Finalmente, abro la tarjeta que está doblada en dos pliegues para mostrar su interior. Y vuelvo a mostrársela solo a mi amiga mientras le comento: "escucha, esta tarjeta blanca con todas las señas secretas escritas con lápiz por mí, tiene por dentro, el obituario de despedida que nosotros, sus hijos, hicimos de mi madre, cuando ella falleció. Esta tarjeta pequeña fue la presentación social de la partida de mi madre, el registro físico social que se entregó a quienes nos acompañaron en su funeral certificando su paso por este mundo, y que yo guardé como recuerdo en mi Tablet/celular, con todas las claves de operatividad en el mundo que conocemos como "lugar".

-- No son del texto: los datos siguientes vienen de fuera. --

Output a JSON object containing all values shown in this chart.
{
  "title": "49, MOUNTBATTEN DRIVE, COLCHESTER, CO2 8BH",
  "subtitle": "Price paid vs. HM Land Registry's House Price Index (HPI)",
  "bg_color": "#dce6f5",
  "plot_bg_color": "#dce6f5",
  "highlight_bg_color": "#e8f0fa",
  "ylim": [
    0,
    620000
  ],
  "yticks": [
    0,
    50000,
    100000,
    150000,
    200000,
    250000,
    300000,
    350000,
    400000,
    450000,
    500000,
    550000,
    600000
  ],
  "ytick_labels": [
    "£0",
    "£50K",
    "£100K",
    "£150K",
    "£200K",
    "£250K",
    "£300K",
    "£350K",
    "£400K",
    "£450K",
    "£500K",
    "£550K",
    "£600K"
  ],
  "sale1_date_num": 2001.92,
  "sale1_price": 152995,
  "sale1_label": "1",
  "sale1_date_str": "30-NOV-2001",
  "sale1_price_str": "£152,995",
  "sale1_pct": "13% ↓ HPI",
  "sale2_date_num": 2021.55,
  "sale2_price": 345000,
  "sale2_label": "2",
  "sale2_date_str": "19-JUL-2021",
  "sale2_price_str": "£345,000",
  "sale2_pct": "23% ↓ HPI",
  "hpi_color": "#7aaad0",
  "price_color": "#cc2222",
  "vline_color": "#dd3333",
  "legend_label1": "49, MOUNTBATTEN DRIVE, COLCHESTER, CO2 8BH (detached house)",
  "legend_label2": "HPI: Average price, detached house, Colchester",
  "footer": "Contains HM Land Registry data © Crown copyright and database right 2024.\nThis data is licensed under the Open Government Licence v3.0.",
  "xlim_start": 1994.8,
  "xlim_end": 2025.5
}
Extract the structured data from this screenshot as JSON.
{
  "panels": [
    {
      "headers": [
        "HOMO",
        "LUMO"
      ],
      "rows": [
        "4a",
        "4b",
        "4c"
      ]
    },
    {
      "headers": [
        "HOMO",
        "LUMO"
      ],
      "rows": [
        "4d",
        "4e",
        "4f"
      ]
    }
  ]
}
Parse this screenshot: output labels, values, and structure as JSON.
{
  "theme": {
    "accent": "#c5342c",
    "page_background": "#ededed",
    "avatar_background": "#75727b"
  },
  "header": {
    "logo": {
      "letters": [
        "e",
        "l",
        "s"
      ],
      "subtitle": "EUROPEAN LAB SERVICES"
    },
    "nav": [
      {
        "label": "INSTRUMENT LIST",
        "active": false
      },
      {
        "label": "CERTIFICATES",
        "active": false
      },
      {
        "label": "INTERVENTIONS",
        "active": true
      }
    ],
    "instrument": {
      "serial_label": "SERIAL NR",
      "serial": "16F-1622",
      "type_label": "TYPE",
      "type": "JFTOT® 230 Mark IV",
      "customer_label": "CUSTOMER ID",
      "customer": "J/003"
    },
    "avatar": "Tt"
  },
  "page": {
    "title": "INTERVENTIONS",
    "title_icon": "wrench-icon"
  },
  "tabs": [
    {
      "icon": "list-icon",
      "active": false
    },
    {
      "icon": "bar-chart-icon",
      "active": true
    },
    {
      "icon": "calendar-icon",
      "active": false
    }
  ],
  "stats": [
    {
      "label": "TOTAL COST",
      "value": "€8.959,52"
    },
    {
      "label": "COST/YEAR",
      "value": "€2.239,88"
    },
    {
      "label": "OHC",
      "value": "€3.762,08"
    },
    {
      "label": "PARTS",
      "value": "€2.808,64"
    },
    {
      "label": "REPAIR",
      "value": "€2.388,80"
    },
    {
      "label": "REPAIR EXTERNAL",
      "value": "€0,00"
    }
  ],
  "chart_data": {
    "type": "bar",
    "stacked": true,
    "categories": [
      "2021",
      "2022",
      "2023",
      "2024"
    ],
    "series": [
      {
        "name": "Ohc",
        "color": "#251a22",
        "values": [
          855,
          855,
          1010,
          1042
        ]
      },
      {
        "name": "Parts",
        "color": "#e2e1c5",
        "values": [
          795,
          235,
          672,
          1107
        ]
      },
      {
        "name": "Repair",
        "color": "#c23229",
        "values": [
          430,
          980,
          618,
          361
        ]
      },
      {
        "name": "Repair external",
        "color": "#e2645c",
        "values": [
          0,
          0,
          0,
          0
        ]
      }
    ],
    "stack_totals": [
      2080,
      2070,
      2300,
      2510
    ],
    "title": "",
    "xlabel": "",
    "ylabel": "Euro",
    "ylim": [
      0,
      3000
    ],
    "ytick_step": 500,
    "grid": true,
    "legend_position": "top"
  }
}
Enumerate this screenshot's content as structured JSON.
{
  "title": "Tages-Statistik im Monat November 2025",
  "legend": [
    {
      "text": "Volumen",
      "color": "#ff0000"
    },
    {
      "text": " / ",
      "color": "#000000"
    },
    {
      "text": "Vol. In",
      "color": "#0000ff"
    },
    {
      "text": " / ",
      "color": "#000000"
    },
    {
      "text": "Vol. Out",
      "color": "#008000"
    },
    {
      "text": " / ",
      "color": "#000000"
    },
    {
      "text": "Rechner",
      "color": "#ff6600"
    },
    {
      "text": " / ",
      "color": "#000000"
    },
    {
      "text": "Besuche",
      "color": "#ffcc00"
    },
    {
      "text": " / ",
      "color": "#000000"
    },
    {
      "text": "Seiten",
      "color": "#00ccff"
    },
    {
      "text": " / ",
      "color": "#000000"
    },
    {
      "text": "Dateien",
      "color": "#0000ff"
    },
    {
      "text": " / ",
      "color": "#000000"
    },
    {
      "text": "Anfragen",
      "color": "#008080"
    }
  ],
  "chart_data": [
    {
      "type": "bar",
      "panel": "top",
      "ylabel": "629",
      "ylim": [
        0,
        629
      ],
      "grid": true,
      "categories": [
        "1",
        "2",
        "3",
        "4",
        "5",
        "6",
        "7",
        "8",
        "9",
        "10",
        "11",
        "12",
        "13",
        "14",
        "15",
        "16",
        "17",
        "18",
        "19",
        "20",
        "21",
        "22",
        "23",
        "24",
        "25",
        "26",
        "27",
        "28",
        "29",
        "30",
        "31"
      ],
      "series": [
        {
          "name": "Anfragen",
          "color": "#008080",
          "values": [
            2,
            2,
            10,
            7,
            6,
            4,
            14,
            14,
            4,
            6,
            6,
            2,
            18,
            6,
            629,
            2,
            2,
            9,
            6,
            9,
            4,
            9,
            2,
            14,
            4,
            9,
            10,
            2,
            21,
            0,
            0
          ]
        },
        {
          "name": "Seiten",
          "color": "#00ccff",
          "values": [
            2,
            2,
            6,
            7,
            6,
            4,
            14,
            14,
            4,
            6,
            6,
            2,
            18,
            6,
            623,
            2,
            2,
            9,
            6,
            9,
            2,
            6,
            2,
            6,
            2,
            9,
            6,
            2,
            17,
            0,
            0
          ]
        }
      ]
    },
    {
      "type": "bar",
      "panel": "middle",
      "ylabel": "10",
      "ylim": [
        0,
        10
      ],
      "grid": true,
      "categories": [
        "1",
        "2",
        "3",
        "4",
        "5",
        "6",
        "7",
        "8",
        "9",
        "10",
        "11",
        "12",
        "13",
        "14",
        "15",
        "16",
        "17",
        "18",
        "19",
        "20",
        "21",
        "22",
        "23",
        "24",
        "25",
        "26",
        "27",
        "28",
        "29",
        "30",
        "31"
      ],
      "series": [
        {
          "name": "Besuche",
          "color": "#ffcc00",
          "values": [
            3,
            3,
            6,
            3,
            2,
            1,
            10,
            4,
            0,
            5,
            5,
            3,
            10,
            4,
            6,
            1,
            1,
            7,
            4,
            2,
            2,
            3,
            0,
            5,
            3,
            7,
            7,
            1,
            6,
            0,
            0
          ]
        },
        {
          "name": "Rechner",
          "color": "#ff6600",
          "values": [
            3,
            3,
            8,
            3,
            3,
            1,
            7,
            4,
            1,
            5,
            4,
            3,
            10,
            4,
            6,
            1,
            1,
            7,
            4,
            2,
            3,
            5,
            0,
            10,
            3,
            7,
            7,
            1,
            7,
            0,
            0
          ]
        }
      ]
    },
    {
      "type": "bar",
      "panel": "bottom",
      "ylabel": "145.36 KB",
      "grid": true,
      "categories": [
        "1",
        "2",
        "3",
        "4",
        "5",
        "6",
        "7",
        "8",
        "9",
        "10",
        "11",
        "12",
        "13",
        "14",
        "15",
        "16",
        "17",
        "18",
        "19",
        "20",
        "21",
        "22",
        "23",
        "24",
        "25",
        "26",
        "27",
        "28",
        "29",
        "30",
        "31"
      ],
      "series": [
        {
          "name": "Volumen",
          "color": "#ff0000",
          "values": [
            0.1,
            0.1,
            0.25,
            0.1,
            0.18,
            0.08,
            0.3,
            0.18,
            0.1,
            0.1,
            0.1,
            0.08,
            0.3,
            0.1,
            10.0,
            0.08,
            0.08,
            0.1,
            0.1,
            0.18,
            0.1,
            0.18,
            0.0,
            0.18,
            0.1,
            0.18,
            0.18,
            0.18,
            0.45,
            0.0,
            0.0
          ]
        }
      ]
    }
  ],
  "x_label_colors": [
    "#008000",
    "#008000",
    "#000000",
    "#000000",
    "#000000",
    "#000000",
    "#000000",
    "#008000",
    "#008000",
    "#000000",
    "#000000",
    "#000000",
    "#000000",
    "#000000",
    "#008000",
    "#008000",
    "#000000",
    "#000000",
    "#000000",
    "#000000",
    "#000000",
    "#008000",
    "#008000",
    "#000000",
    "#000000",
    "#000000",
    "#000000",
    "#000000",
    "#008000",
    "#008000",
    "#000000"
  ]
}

Efectivamente, la tarjeta por dentro tiene impresa con letras de color celeste azulado, el nombre de mi madre, su fecha de muerte y los agradecimientos que la familia hace a todos quienes la acompañaron con ofrendas y presencia en su funeral.

El estado de reverberación mágica, secreto y sagrado de mi mente estaba estupefacto en el asombro. Mi madre presente desde ese “lugar invisible”, que también puede ser llamado “un no lugar” en las coincidencias auspiciosas de protección a mi llegada Brasilia. Mientras, me devolvían el aparato de mis comunicaciones. En el imaginario, el momento en que estaba contándole a mis amigos a la llegada a su casa, en el comedor, sobre la muerte de mi madre. Justo el momento en que también me dí cuenta que no estaba el Tablet entre mis objetos. Todo calzaba. 

Por otra parte, un ciclo en mi vida se abría con un gran detalle que unía: la muerte de Dilgo, un gran maestro budista con Emilia de los milagros, mi madre.